G: GATEN, AFVOERINGEN EN ARTIFACTEN – Sommige ziekten vereisen drainage en bijgevolg toont de CT de aanwezigheid van afvoerkanalen aan. Ook is invasieve bewaking door middel van katheters noodzakelijk, net als in het geval van intracraniële drukkatheters (figuur 12).

Linker pariëtale drain (A), intracraniële drukkatheter (B), artefacten (C).

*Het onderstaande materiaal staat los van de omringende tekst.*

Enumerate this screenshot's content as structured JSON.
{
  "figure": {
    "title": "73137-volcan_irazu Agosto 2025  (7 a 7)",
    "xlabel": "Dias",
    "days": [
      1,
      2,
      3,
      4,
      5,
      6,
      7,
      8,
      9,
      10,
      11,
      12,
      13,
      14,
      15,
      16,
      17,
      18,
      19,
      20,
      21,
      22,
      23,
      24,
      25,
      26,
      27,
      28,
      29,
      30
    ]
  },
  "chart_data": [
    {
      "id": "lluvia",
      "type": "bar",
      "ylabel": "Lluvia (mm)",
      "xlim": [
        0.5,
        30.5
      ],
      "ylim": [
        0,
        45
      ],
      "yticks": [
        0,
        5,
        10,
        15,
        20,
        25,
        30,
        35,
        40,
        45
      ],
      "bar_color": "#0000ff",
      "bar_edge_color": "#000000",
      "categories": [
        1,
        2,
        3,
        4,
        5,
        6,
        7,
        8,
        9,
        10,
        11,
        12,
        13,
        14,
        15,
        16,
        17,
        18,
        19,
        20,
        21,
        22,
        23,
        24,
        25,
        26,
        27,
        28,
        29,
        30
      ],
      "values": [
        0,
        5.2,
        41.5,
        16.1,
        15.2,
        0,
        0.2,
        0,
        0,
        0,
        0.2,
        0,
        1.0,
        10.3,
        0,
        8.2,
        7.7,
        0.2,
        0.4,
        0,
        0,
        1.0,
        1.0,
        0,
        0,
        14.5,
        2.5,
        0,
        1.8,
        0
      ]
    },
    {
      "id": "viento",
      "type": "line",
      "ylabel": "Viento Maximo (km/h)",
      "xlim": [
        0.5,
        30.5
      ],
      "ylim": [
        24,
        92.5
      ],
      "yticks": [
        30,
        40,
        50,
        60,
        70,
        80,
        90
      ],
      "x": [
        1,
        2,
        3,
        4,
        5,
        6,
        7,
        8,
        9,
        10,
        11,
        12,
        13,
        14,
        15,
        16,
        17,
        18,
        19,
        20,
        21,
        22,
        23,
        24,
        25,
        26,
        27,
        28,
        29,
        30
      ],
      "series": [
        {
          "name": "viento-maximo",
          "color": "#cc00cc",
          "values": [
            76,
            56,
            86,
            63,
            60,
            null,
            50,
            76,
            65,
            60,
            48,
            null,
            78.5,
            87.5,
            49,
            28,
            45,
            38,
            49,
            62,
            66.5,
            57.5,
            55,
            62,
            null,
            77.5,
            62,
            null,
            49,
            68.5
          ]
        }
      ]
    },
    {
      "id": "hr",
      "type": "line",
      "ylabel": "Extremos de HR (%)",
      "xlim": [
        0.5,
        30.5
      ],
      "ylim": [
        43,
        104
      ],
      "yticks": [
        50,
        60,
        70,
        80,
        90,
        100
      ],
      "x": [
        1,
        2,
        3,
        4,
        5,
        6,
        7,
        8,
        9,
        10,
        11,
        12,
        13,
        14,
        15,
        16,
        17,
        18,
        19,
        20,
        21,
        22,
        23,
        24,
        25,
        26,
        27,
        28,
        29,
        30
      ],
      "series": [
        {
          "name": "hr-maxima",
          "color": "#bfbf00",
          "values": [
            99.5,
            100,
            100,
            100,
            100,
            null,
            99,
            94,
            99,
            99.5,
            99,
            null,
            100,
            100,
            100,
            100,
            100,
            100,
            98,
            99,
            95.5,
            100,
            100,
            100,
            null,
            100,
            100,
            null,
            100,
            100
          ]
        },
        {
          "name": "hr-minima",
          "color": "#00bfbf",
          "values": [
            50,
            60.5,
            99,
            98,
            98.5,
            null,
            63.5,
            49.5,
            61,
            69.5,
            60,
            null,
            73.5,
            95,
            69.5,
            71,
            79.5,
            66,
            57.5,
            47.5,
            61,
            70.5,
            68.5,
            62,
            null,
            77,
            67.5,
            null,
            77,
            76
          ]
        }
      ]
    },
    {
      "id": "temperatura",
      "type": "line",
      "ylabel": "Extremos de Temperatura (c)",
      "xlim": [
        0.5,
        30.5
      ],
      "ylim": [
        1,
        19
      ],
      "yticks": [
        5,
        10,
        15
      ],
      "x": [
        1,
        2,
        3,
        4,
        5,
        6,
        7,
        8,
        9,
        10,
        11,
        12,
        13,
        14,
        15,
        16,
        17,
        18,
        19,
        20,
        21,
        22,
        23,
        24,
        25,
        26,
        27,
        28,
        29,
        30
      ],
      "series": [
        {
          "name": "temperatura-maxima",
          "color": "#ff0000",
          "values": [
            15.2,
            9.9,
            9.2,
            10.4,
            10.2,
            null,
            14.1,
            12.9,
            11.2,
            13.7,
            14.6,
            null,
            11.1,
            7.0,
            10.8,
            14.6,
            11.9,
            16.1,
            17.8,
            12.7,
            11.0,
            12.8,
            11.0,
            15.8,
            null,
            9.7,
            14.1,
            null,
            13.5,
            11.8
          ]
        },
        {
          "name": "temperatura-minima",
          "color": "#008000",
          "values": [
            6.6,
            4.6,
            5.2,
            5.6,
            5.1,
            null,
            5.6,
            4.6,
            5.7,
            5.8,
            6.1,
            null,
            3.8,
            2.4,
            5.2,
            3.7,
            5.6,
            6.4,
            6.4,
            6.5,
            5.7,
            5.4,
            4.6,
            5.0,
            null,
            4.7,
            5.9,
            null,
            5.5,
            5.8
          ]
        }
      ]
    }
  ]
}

Artifact is de visuele indruk van het beeld van een object dat in werkelijkheid niet bestaat in het gescande weefsel. Het is belangrijk artefacten te herkennen om verwarring met ziekten te voorkomen. Artefacten kunnen het gevolg zijn van defecten in het digitaliseringsapparaat, bewegingen van de patiënt en de aanwezigheid van vreemde voorwerpen. Bewegingsartefacten hebben de neiging te resulteren in rastypatronen. In het geval van metaalartefacten, waarvan de verzwakkingscoëfficiënt veel hoger is dan die van een inwendige structuur, leidt dit tot een verlies van definitie van de aangrenzende structuren(8). Bijvoorbeeld, bij een patiënt met een schedeltrauma in de jaren ’40 moest een metalen plaat worden geplaatst in de linker frontale regio, en de CT toont een aanzienlijke artefact veroorzaakt door de aanwezigheid van een dergelijke metalen plaat(37).

Geef een antwoord

Het e-mailadres wordt niet gepubliceerd.